Che quel business di All Capone fosse il frutto di una sciagurata politica proibizionista oggi non sfugge più a nessuno. Quello che resta ancora da assimilare è però la seconda parte del messaggio: la stessa cosa accade con le droghe illegali che alimentano le mafie in tutto il mondo, dai cartelli colombiani e messicani alla ‘ndrangheta nostrana che aumenta, giorno dopo giorno, il suo potere economico pervadendo, col denaro riciclato, l’economia legale della Calabria, dell’Italia e d’Europa. Forse dovremmo guardare come sta cambiando la lotta al narcotraffico nei paesi che spesso invochiamo ad esempio. “Dopo 40 anni dall’offensiva di Nixon, Obama tira il freno e pensa alla marijuana libera.” Marco Bardazzi lo ha spiegato bene nel suo articolo “La fine della Guerra alla coca” comparso qualche giorno fa su “La Stampa”: “Il presidente fa studiare seriamente al proprio staff la fattibilità di un passo che avrebbe ripercussioni mondiali: legalizzare la marijuana”. “L’America di Barack Obama – spiega Bardazzi – è pronta a dichiarare impossibile da vincere il conflitto, a chiuderlo e a trasformare radicalmente la gestione della lotta agli stupefacenti. Dopo aver speso negli anni oltre mille miliardi di dollari di soldi pubblici in un conflitto che sembra sempre in stallo, gli Usa senza enfasi stanno ritirando gli agenti della Dea (Drug Enforcement Administration) dai fronti in Colombia e in Afghanistan. I fondi per la lotta al narcotraffico vengono deviati verso campagne di prevenzione. In Congresso sono partiti i lavori di una commissione che deve riscrivere completamente la strategia antidroga”. Oggi le carceri sono stracolme di migranti “clandestini” e di ragazzi trovati in possesso di poche decine di grammi di droga la cui detenzione non ha alcun fine di recupero e reinserimento sociale ma, anzi, è criminogena. Senza contare le risorse e gli uomini impiegati in tanti “micro” sequestri, tante “micro” operazioni, che non sconfiggono il problema: i consumi dilagano e la ‘ndrangheta ringrazia anche dovendo pagare una “tassa”.

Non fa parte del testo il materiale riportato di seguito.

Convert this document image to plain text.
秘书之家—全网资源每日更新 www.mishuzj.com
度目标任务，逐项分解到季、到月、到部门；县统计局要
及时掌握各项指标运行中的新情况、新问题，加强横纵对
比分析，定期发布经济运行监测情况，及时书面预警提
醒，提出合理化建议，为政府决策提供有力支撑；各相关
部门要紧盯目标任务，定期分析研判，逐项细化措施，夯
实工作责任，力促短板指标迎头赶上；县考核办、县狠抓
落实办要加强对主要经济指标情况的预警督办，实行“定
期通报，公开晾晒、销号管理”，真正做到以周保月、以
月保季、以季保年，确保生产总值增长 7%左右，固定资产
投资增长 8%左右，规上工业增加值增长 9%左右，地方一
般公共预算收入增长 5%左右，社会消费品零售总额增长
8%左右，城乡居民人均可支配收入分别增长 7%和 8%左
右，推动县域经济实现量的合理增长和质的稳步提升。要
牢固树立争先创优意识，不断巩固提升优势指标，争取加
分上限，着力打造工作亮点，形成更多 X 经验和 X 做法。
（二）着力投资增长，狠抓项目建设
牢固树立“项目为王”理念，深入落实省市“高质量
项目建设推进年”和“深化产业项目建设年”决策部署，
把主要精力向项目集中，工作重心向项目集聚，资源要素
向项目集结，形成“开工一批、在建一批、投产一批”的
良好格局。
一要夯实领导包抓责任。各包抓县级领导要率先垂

Un gruppo di esperti britannici della fondazione Beckley ha valutato scientificamente gli effetti della cannabis. Ed ha concluso – come spiegava qualche mese fa la rivista inglese “New Scientist” – che, per limitare i danni ed eliminare i traffici illegali, la soluzione è legalizzarla. Anche se i rischi associati al consumo di marjuana sono accertati, gli esperti della Beckley sono convinti che sia molto meno pericolosa di sostanze legali come alcol e tabacco di cui, stante le giuste e ferree regole come il non mettersi alla guida ubriachi e non fumare nei locali pubblici, non ci sogneremmo certo di proibirne il consumo considerando come andò a finire con Al Capone. Legalizzare il mercato può invece contribuire a ridurre fortemente quel “fatturato” del malaffare che, come dice giustamente Napolitano, “blocca lo sviluppo della Calabria”.